Out of desperation, radio stations started playing even relatively obscure Christmas songs from the 1970s and 1980s. I’m not sure even Sir Elton John would pretend that ‘Step Into Christmas’ was one of his more accomplished songs. Chris Rea’s ‘Driving Home For Christmas’, greeted with mild revulsion on release in 1988, has become a staple of the yuletide playlist. Queueing in a supermarket a couple of days before Christmas, behind someone buying worrying quantities of cheese strings, I noticed that the start of the Rea song on the in-store PA made the woman behind the checkout desk grind her teeth. ‘Do you like this one, then?’ I asked her. If she had been a lion she would have bitten off my head with a single gulp.

Rea probably makes a tidy sum from that song every year. The real big-hitters, though, are coining it. Slade clear half a million pounds a year from ‘Merry Xmas Everybody’, according to a recent estimate. The Pogues and Mariah Carey each collect £300,000, as does George Michael for ‘Last Christmas’, which he wrote in a few minutes while waiting for Match of the Day to start. But this money isn’t from sales: it’s collected by the Performance Rights Society for plays on radio and in pubs and restaurants and high-street shops. Sir Cliff Richard’s ‘Mistletoe And Wine’ makes £98,000, despite having been banned from Costa Coffee’s playlist this year for being dreadful. ‘The festive happiness of our customers and staff is our upmost priority,’ explained Costa’s retail marketing director, cueing up Paul McCartney’s ‘Wonderful Christmastime’ with an evil cackle on his lips.

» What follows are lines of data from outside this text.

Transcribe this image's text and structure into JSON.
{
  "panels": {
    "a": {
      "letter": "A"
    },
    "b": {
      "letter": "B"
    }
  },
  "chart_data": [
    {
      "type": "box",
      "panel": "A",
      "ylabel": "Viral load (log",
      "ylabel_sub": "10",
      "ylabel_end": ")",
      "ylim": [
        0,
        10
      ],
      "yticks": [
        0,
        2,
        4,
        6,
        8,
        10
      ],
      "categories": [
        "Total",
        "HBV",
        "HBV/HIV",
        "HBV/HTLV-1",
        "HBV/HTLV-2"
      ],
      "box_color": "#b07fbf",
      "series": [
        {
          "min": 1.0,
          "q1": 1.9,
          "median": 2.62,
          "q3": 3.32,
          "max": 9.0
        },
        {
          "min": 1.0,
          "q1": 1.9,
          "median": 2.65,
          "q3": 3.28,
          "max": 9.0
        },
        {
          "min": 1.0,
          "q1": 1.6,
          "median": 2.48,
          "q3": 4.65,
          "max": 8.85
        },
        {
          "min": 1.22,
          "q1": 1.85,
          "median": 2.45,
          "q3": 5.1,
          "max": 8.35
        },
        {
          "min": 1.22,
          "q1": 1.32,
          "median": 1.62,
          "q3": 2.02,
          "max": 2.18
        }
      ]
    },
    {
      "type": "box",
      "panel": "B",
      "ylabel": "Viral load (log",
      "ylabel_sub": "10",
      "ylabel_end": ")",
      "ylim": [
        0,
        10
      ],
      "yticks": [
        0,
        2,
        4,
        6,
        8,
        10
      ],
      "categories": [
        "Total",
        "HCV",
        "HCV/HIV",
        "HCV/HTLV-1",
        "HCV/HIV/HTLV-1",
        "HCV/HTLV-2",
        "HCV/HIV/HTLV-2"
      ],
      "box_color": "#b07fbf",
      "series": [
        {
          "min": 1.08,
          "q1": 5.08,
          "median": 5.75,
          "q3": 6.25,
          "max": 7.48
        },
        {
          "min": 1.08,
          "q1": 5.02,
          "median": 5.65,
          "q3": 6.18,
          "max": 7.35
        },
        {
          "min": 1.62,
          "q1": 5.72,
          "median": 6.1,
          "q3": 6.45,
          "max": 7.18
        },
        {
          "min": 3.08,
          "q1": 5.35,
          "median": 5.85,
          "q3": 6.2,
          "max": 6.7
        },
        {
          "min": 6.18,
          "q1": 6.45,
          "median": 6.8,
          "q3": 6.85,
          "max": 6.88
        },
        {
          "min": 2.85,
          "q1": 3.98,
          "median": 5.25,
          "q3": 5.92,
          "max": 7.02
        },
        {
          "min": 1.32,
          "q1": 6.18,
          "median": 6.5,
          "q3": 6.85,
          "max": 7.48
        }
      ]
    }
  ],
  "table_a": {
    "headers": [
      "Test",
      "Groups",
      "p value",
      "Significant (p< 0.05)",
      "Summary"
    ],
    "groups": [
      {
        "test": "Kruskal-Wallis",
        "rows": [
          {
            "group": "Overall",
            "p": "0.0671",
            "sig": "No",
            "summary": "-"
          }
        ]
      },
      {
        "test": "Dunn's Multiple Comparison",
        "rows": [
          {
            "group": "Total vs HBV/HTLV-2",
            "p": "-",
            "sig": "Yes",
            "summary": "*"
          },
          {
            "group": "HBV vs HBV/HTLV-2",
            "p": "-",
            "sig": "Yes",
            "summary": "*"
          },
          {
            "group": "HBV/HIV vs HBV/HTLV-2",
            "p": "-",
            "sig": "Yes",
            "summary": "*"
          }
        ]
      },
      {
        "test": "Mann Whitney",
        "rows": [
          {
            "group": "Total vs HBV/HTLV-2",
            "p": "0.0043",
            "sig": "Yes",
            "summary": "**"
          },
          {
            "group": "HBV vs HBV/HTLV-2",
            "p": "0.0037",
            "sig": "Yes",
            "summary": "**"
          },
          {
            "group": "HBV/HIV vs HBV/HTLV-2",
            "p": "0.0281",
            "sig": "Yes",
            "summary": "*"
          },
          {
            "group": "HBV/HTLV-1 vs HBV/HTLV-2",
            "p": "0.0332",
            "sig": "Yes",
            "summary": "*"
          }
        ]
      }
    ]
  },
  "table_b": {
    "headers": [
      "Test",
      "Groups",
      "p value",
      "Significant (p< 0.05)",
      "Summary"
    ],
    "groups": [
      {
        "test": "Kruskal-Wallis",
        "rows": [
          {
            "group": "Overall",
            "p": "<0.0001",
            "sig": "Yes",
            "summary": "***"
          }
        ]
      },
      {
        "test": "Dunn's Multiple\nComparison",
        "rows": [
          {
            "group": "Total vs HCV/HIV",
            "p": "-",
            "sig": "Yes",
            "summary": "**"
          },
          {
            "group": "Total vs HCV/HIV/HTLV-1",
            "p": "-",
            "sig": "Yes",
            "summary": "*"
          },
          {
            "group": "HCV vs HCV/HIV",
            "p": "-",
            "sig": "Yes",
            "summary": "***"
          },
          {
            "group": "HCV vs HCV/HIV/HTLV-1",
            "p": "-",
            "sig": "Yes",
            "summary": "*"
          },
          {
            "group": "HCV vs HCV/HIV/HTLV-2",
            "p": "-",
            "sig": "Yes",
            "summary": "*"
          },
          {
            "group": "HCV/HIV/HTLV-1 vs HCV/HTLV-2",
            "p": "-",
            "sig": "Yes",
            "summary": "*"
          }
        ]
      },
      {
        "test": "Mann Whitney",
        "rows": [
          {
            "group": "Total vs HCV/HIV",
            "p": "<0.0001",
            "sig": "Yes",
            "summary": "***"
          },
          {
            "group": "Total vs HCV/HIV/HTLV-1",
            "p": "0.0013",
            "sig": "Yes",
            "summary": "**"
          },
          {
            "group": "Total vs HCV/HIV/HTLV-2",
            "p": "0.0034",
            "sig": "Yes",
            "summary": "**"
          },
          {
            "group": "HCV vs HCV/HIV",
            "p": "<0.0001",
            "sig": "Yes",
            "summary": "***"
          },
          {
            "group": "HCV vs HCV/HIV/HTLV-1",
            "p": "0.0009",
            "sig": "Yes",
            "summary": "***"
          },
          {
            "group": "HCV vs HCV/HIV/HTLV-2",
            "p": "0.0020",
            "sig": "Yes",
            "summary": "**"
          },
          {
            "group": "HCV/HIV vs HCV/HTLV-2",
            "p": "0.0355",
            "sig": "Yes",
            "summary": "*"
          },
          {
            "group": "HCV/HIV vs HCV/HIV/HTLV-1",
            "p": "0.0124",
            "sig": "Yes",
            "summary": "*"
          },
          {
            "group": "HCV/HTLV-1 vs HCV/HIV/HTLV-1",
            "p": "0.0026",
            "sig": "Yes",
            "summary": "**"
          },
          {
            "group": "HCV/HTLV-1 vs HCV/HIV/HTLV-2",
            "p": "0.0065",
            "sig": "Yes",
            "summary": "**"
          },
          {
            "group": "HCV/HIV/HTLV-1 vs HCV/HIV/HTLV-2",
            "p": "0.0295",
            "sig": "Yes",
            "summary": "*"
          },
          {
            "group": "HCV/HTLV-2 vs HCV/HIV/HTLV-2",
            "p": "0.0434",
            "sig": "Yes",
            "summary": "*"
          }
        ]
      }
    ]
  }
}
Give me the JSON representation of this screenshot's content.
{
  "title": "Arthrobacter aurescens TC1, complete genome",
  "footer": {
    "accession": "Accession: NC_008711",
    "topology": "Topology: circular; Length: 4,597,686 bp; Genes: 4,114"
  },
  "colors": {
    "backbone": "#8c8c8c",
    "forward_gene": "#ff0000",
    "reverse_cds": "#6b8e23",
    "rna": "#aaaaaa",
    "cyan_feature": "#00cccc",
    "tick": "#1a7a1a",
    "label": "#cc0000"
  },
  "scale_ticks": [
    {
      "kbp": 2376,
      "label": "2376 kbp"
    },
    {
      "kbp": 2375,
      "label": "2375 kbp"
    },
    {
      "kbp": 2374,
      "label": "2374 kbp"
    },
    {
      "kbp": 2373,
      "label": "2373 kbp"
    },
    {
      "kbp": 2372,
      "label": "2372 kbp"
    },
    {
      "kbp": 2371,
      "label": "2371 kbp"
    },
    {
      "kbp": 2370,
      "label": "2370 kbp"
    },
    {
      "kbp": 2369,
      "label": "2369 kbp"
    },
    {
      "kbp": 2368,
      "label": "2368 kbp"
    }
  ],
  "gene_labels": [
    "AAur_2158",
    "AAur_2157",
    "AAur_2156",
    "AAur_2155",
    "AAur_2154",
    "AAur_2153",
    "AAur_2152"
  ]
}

And yet, this December, there were a couple of wonderful number ones, each of them Christmassy by implication, rather than by direct reference. Lily Allen’s version of ‘Somewhere Only We Know’ was rather lovely, I thought, once you detached it in your mind from the John Lewis ad and Keane’s clumping original. And Pharrell Williams’s ‘Happy’ is a delight, an irresistibly catchy summer record warming everyone’s winter. Just add ‘Christmas’ or ‘New Year’ to the title and the job would have been done. Better that than Shaky, anyway.